The real attraction of the package, then, has to be the DVD portion, which nearly end-to-end delivers a crazed visual intensity to match the songs’ own apocalyptic frenzy. The various videos all take place in clubs, or places (parking lots, beaches, schoolbuses) that get turned into de facto clubs by Lil’ Jon’s mere presence. There’s also a huge goofy streak through all of them — Emannuelle Lewis gets down, Lil’ Jon pegs kids on the dodgeball court (for more child abuse humor, see also Rahzel’s milk-slingin’ “All I Know” video), and an indecipherable back-and-forth between Jon and an ice cream man gets a little help from hoity-toity subtitles (“Your payment is due, sir.”) It’s the same freewheeling spirit that gets one of the Ying Yang Twins dancing out in front of a marching band, his huge, not-quite-gangsta orthopedic shoe on unabashed display.

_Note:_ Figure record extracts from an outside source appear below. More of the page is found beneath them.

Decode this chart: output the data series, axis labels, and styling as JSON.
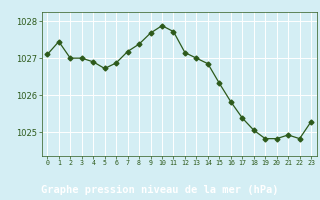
{
  "x": [
    0,
    1,
    2,
    3,
    4,
    5,
    6,
    7,
    8,
    9,
    10,
    11,
    12,
    13,
    14,
    15,
    16,
    17,
    18,
    19,
    20,
    21,
    22,
    23
  ],
  "y": [
    1027.1,
    1027.45,
    1027.0,
    1027.0,
    1026.9,
    1026.72,
    1026.87,
    1027.18,
    1027.38,
    1027.68,
    1027.88,
    1027.72,
    1027.15,
    1027.0,
    1026.85,
    1026.32,
    1025.82,
    1025.38,
    1025.05,
    1024.82,
    1024.82,
    1024.92,
    1024.82,
    1025.28
  ],
  "line_color": "#2d5a1b",
  "marker": "D",
  "marker_size": 2.5,
  "bg_color": "#cce8d0",
  "plot_bg_color": "#d4eef4",
  "grid_color": "#ffffff",
  "bottom_bar_color": "#2d5a1b",
  "xlabel": "Graphe pression niveau de la mer (hPa)",
  "xlabel_color": "#ffffff",
  "xlabel_fontsize": 7.5,
  "ytick_color": "#2d5a1b",
  "xtick_color": "#2d5a1b",
  "yticks": [
    1025,
    1026,
    1027,
    1028
  ],
  "ylim": [
    1024.35,
    1028.25
  ],
  "xlim": [
    -0.5,
    23.5
  ],
  "xtick_labels": [
    "0",
    "1",
    "2",
    "3",
    "4",
    "5",
    "6",
    "7",
    "8",
    "9",
    "10",
    "11",
    "12",
    "13",
    "14",
    "15",
    "16",
    "17",
    "18",
    "19",
    "20",
    "21",
    "22",
    "23"
  ]
}
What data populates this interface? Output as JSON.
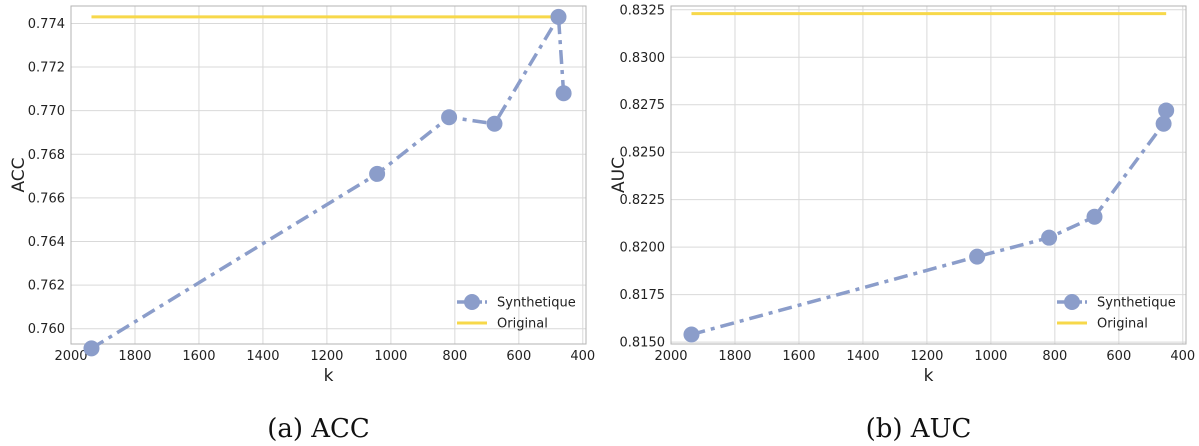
{
  "colors": {
    "synthetique": "#8b9dca",
    "original": "#f7d84a",
    "grid": "#d9d9d9",
    "frame": "#b3b3b3"
  },
  "chart_data": [
    {
      "type": "line",
      "caption": "(a) ACC",
      "xlabel": "k",
      "ylabel": "ACC",
      "xlim": [
        2000,
        390
      ],
      "ylim": [
        0.7593,
        0.7748
      ],
      "xticks": [
        2000,
        1800,
        1600,
        1400,
        1200,
        1000,
        800,
        600,
        400
      ],
      "yticks": [
        0.76,
        0.762,
        0.764,
        0.766,
        0.768,
        0.77,
        0.772,
        0.774
      ],
      "ytick_labels": [
        "0.760",
        "0.762",
        "0.764",
        "0.766",
        "0.768",
        "0.770",
        "0.772",
        "0.774"
      ],
      "grid": true,
      "legend_position": "bottom-right",
      "series": [
        {
          "name": "Synthetique",
          "style": "dash-dot with circle markers",
          "x": [
            1936,
            1043,
            818,
            676,
            476,
            460
          ],
          "y": [
            0.7591,
            0.7671,
            0.7697,
            0.7694,
            0.7743,
            0.7708
          ]
        },
        {
          "name": "Original",
          "style": "solid",
          "x": [
            1936,
            460
          ],
          "y": [
            0.7743,
            0.7743
          ]
        }
      ]
    },
    {
      "type": "line",
      "caption": "(b) AUC",
      "xlabel": "k",
      "ylabel": "AUC",
      "xlim": [
        2000,
        390
      ],
      "ylim": [
        0.8149,
        0.8327
      ],
      "xticks": [
        2000,
        1800,
        1600,
        1400,
        1200,
        1000,
        800,
        600,
        400
      ],
      "yticks": [
        0.815,
        0.8175,
        0.82,
        0.8225,
        0.825,
        0.8275,
        0.83,
        0.8325
      ],
      "ytick_labels": [
        "0.8150",
        "0.8175",
        "0.8200",
        "0.8225",
        "0.8250",
        "0.8275",
        "0.8300",
        "0.8325"
      ],
      "grid": true,
      "legend_position": "bottom-right",
      "series": [
        {
          "name": "Synthetique",
          "style": "dash-dot with circle markers",
          "x": [
            1936,
            1043,
            818,
            676,
            460,
            452
          ],
          "y": [
            0.8154,
            0.8195,
            0.8205,
            0.8216,
            0.8265,
            0.8272
          ]
        },
        {
          "name": "Original",
          "style": "solid",
          "x": [
            1936,
            452
          ],
          "y": [
            0.8323,
            0.8323
          ]
        }
      ]
    }
  ]
}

The clip for “Get Low”, with its foxy boxing and booty-popping barbers, has a certain cartoonish appeal, and hints at the fun-meets-fatalism of the track, but it’s frankly middle of the road compared to the best stuff on here. “Bia Bia”, with its epileptic mix of David Fincher stutters, filmstrip drift, underwater rapping (yep), and rain falling inside the club plays up the dark undertones of Lil’ Jon’s production. “Play No Games” is easily the best video here, imagining an Animal House where pillow fights turn into strip shows, Trick Daddy supervises a game of Twister, Lil’ Jon breaks in some hapless pledges, and David Banner passes out in the corner. These are some ridiculously fun videos, yet another reason to wonder why Lil’ Jon has yet to get the respect he deserves. I’ve only got one complaint: why would they put the edited version of the track on a mass-market release?

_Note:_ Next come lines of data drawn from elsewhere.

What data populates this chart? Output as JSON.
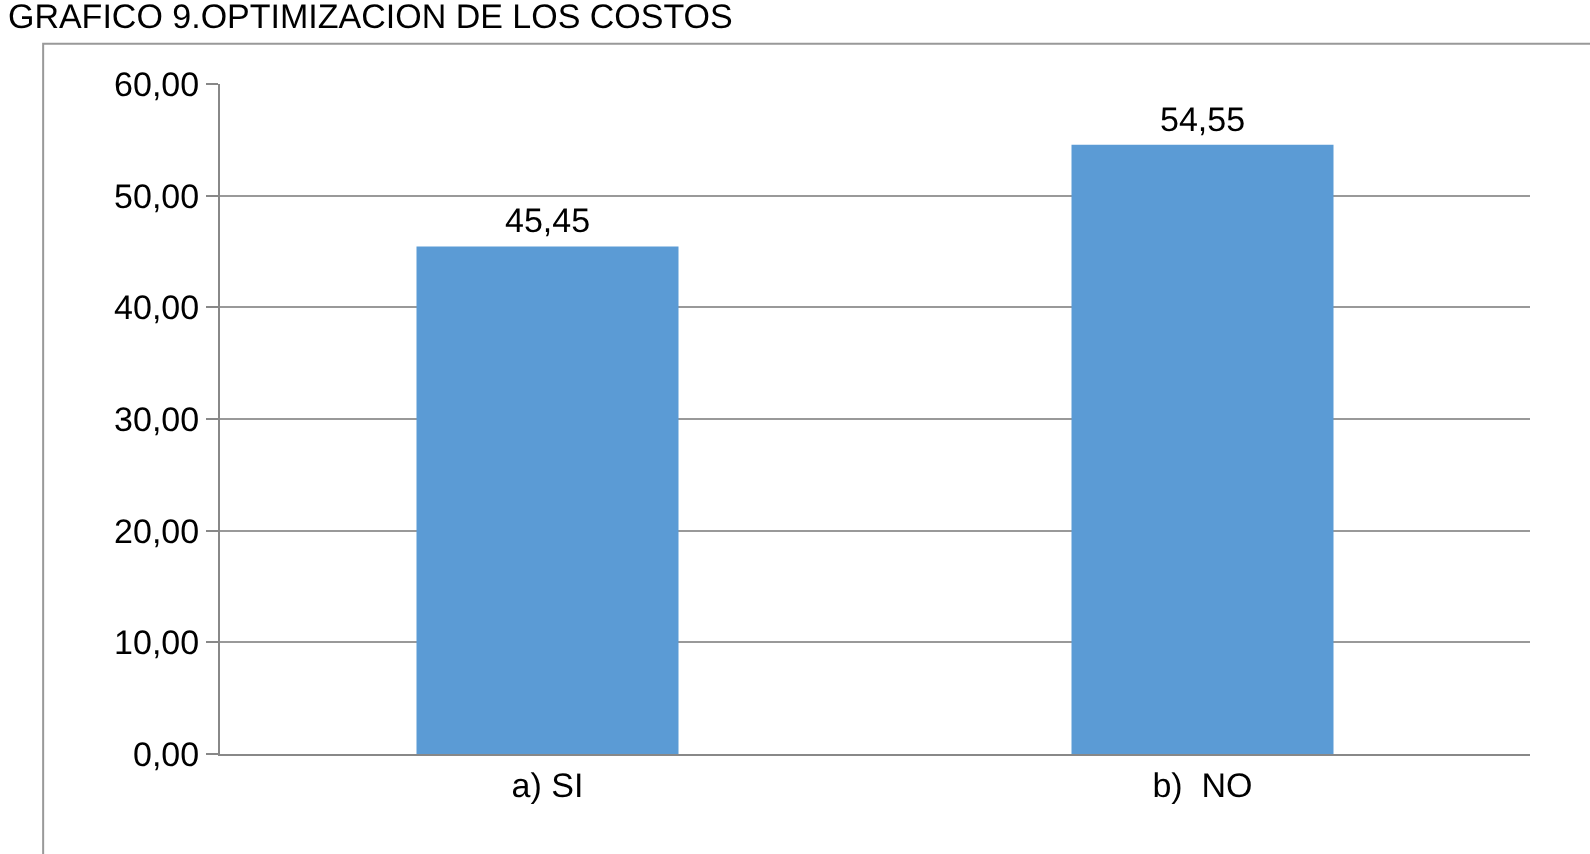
{
  "chart_data": {
    "type": "bar",
    "title": "GRAFICO 9.OPTIMIZACION DE LOS COSTOS",
    "categories": [
      "a) SI",
      "b)  NO"
    ],
    "values": [
      45.45,
      54.55
    ],
    "value_labels": [
      "45,45",
      "54,55"
    ],
    "color": "#5b9bd5",
    "ylim": [
      0,
      60
    ],
    "yticks": [
      {
        "value": 0,
        "label": "0,00"
      },
      {
        "value": 10,
        "label": "10,00"
      },
      {
        "value": 20,
        "label": "20,00"
      },
      {
        "value": 30,
        "label": "30,00"
      },
      {
        "value": 40,
        "label": "40,00"
      },
      {
        "value": 50,
        "label": "50,00"
      },
      {
        "value": 60,
        "label": "60,00"
      }
    ],
    "grid": "y"
  }
}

Then, there’s the piece de resistance, a short “documentary” called “Behind the Scenes with the Kings of Crunk”, which qualifies as both educational and entertaining. You’ll finally learn what “skeet” means (“to project something” — as in, water at a stripper’s assets), and I know you’ve been lusting after the true recipe for crunk juice (Hennessy and Red Bull). A bit less PBS is the sight of Lil’ Jon and Elephant Man simultaneously dry-humping two unfortunate audience members, and some downright creepy (in night vision, no less) glimpses of the bug-eyed stare that explains why Jon keeps those sunglasses on so much. In sequences at the Source Awards, on MTV, and, most notably, at a backstage tradeshow featuring free samples of booze and jewelry (“Y’all got shopping carts in here?”), Lil’ Jon comes off as pretty much the joke-cracking, fart-in-public-cutting, fuck-not-giving character you’d expect. There’s an unfortunately minimal bit of footage of Jon in the studio, but it’s enough to give some insight into the serious part of what he does — in one minute worth of quick edits, he laces some handclaps and distortion into a serious bit of crunk hookery. Like an Annie Leibowitz portrait, the documentary does little more than perpetuate the mythology that Lil’ Jon has built up around himself, but at this point in his career, I’ll take it.